MAR 17 For a band of women best known for a few albums in the early ‘80s, the Raincoats remain shockingly vital. Last Saturday, Decked out in their signature mid-80’s eclectica (gold sequins, a drum major jacket) Ana de Silva and Gina Birch also wore surprised expressions, glorying in their own punk-rock racket as well as the Star Theatre’s packed turnout. The songs don’t surprise—they’re nearly 35 years old at this point—but the Raincoats’ particular shambling grace continues to come alive onstage more than on record.
Formed in 1977, The Raincoats became notable in ‘79 for being the first all-female punk band. Their sound—at turns precocious and triumphant, always reveling in the joy of turning a guitar up loud—announced the end of the male-dominated punk scene and drew threads of inspiration all the way from 90’s “riot grrl” acts like Bikini Kill to Saturday’s opening act, Grass Widow.
The Raincoats’ choice to include Grass Widow seems like a conscious passing of the torch, and certainly comparisons can be drawn musically. But while the Raincoats’ nothing-to-prove enthusiasm at times upsets their rhythmic momentum, Grass Widow’s steely focus never errs from their sleek, insistent take on punk. The elders tend to pile on outré noise, while the young punks excise all elements until you can see the bones of every song, each band shoring up the other’s weaknesses.

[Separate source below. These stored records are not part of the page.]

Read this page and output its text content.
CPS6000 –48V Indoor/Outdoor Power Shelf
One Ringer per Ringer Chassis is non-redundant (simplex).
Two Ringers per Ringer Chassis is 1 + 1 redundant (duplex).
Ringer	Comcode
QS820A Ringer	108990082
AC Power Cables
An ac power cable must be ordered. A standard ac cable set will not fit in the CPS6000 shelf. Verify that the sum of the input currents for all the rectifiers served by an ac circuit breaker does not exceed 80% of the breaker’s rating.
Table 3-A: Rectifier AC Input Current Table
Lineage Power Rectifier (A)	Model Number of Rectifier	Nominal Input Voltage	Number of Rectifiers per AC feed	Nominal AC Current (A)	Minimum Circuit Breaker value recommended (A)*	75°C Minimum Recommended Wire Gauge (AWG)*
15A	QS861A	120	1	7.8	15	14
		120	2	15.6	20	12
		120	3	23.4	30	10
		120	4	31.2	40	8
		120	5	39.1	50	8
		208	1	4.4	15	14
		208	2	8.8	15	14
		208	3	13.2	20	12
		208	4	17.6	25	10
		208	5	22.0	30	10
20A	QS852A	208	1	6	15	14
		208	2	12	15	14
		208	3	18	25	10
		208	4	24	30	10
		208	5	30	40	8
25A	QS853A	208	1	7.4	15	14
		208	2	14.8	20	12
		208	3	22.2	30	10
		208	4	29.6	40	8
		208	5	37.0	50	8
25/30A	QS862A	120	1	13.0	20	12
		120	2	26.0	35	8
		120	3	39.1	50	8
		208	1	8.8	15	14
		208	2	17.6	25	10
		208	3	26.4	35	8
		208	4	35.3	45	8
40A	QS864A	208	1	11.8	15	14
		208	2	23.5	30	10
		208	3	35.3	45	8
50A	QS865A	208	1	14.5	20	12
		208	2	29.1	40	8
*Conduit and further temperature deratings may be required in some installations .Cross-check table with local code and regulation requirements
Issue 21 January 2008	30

For the culminating coup de grace, the Raincoats burst into a rendition of the Kinks’ “Lola,” joined by the women of Grass Widow. All seven onstage turned what could have been a tossed-off encore into a sloppy celebration of the past thirty-plus years of women in punk. In a year when political lines have been drawn across women’s bodies time and time again, the raw power in each set came across as especially righteous this Saint Patty’s night.